Half a decade into the post- Citizens United era, those who challenge such assertions and the necessity of billion-dollar election cycles have come to terms with the new reality of the price of politics. They reached the final stage of any grieving process: acceptance.
Laura Avant, an organizer with the Colorado chapter of the public policy advocacy group MoveOn, said for the past five years, they were “mourning” the ruling. “Now we are ready to look ahead and find solutions.”
The quintessence of this change of track: Instead of vying for the big shot to abandon money in politics altogether, their focus shifts to small-step solutions, such as matching the checks of corporate owners with an army of small donors.

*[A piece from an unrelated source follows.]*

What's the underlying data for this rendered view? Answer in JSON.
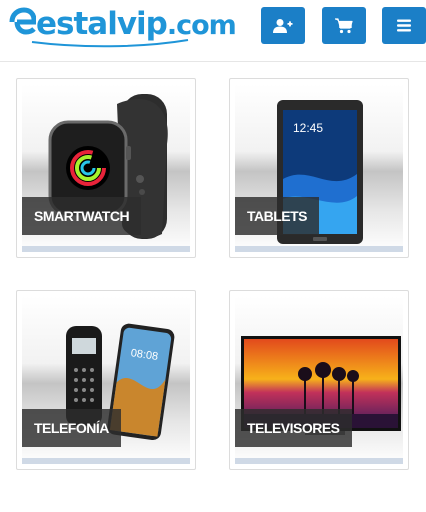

Right now, according to the CoPIRG report, Senate candidates need to secure at least 17 donors each day to match the windfall of major corporate contributions.
Such a program, reformists hope, would put the democratic power back into the hands of the many.
The proposal is in line with the Government by the People Act of 2014, introduced in the U.S. House of Representatives last year, which would allow for a 50 percent tax credit on individual contributions and which proposes a voucher program for small donors. The resolution hasn’t been touched since its introduction.
But Johnnes admitted that even “safeguard programs” such as empowering small donors won’t suffice to reign in, curb or fully match deep corporate pockets.
The ultimate goal, she said, remains the passage of a constitutional amendment to overturn Citizens United — however far down the road that is.
Such an amendment — despite thousands of signed petitions and two resolutions that were heard in Congress last year — is indeed a very long shot.
Any constitutional amendment requires either a national convention and subsequent approval of three-fourths of the states (38) or a two-thirds majority in both chambers of Congress before it will be sent to the states for ratification.
But with Republicans calling the shots since their sweeping midterm victory last year, such a supermajority is even less likely than during the days when Democratic Sen. Harry Reid, D-Nev., an outspoken advocate of campaign finance reform and now minority leader, reigned the Senate.
Mark Mehringer, the excutive director of the Colorado-based campaign finance reform lobbyist group CleanSlateNow, admits that the 2014 midterm elections were rock bottom for the progressive get-money-out-of-politics movement. He and the phalanx of reformists realized they had to re-group and re-focus their efforts.
“That response to the election will move us forward because we’ll have a clear message, “ he said. “We are talking about solutions and lots of different approaches, and we are trying to encourage rather than just stop things.”